カレーと言えば、日本人の多くの人たちが好きな食べ物である。私が小さい頃、父親が小麦粉を油とカレー粉で炒めてルーを作り、ジャガイモ、人参、玉ネギ、少しの肉を入れて、大家族のために1ヶ月に1回位、大鍋にカレーを作ってくれた。香ばしいかおりのカレーをご飯に盛りガツガツ食べた記憶がよみがえる。 父親は戦中、海軍の水兵で、東南アジアを中心に海中の測量船に乗っていた。潜水艦や軍艦の水路安全確保のため海路図を作る。父親が言うには地球を3周する位の距離を航海したそうだ。当時の海軍は各国の港で補給を受け、水兵もその国に上陸してその地の食事をしたようで文化や食生活の情報を多く得て、かつ、味わったことが父親の見聞を広げたようだ。酒に酔うと、「私のラバさん酋長の娘~色は黒いが南洋じゃ美人~」などと歌っているのを見ていると、彼の青春は戦争による暗い時代と、戦争がなければ海外も見られなかった、混在した人生であったろう。 もうかれこれ20年前になるが、家族4人と母親、5人でインドネシアのバリ島に1週間旅行したことがある。母にとって初めての海外旅行である。父が戦争中たぶん、バリ島に寄港したことは間違いない。父が青春時代訪れたであろう地を見せてあげたいとの思いである。母もひとり、岩手で働きずくめ、子供の1人として親孝行のつもりである。

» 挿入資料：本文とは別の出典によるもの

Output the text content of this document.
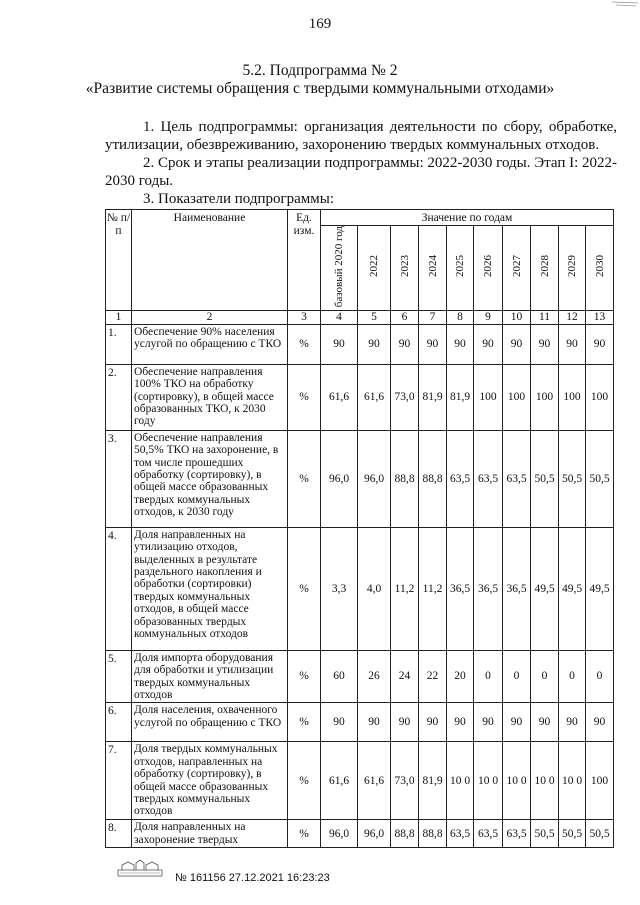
169
5.2. Подпрограмма № 2
«Развитие системы обращения с твердыми коммунальными отходами»
1. Цель подпрограммы: организация деятельности по сбору, обработке, утилизации, обезвреживанию, захоронению твердых коммунальных отходов.
2. Срок и этапы реализации подпрограммы: 2022-2030 годы. Этап I: 2022-2030 годы.
3. Показатели подпрограммы:
№ п/п	Наименование	Ед. изм.	Значение по годам									
			базовый 2020 год	2022	2023	2024	2025	2026	2027	2028	2029	2030
1	2	3	4	5	6	7	8	9	10	11	12	13
1.	Обеспечение 90% населения услугой по обращению с ТКО	%	90	90	90	90	90	90	90	90	90	90
2.	Обеспечение направления 100% ТКО на обработку (сортировку), в общей массе образованных ТКО, к 2030 году	%	61,6	61,6	73,0	81,9	81,9	100	100	100	100	100
3.	Обеспечение направления 50,5% ТКО на захоронение, в том числе прошедших обработку (сортировку), в общей массе образованных твердых коммунальных отходов, к 2030 году	%	96,0	96,0	88,8	88,8	63,5	63,5	63,5	50,5	50,5	50,5
4.	Доля направленных на утилизацию отходов, выделенных в результате раздельного накопления и обработки (сортировки) твердых коммунальных отходов, в общей массе образованных твердых коммунальных отходов	%	3,3	4,0	11,2	11,2	36,5	36,5	36,5	49,5	49,5	49,5
5.	Доля импорта оборудования для обработки и утилизации твердых коммунальных отходов	%	60	26	24	22	20	0	0	0	0	0
6.	Доля населения, охваченного услугой по обращению с ТКО	%	90	90	90	90	90	90	90	90	90	90
7.	Доля твердых коммунальных отходов, направленных на обработку (сортировку), в общей массе образованных твердых коммунальных отходов	%	61,6	61,6	73,0	81,9	10 0	10 0	10 0	10 0	10 0	100
8.	Доля направленных на захоронение твердых	%	96,0	96,0	88,8	88,8	63,5	63,5	63,5	50,5	50,5	50,5
№ 161156 27.12.2021 16:23:23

バリ島も、天国にいちばん近い島と言われるような、自然と人間が共存して生きている。真っ赤な太陽が水平線に沈んでいく夕暮れの風景は言葉に表せない。バリ島の食事が母親の口に合うか心配していたが心配無用、何でもおいしいと食べてくれた。父の魂が乗り移ったような気がした。当時64才の母も年をとり現在84才。三田一族の中で一番長生きしている。これも兄夫婦の心の優しさが支えている。 さて、時が経ち、10年前、仕事でタイを訪問した。タイ料理を沢山いただいた。インドネシアもタイも同じ食文化、違和感は全然ない。タイ料理の中で初めて口にしたのがグリーンカレーであった。小さい頃から味わっている日本のカレーとは全然違う。サラッとスープのようなカレー。驚いた。辛くて甘い(そんな感想を口にする人が多い)。そして美味しい!こんな不思議な味のカレーは初めてだ。グリーンカレーは、青唐辛子、レモングラス、ニンニク、ガランガー、エシャロット、シュリンプペースト、ライムリーフ、コリアンダー、クミン、ターメリック、塩、胡椒などを原料としたペーストにココナッツミルク等で作るココナッツカレーである。私はインドネシア人のシェフ、ジュールさんと知り合い、彼の手作りのインドネシア料理をいただいた。このさまざまな料理の中で彼の考案したグリーンカレーが一番おいしく何回も続けて食べた。辛味の中にもココナッツミルクベースのカレーは、後味を弾き何遍も食べたいとの意識が強烈である(どこよりも美味しいと思う!)。美容と健康にも一番、この味を是非日本全国に普及すべくグリーンカレー倶楽部の発足に至る。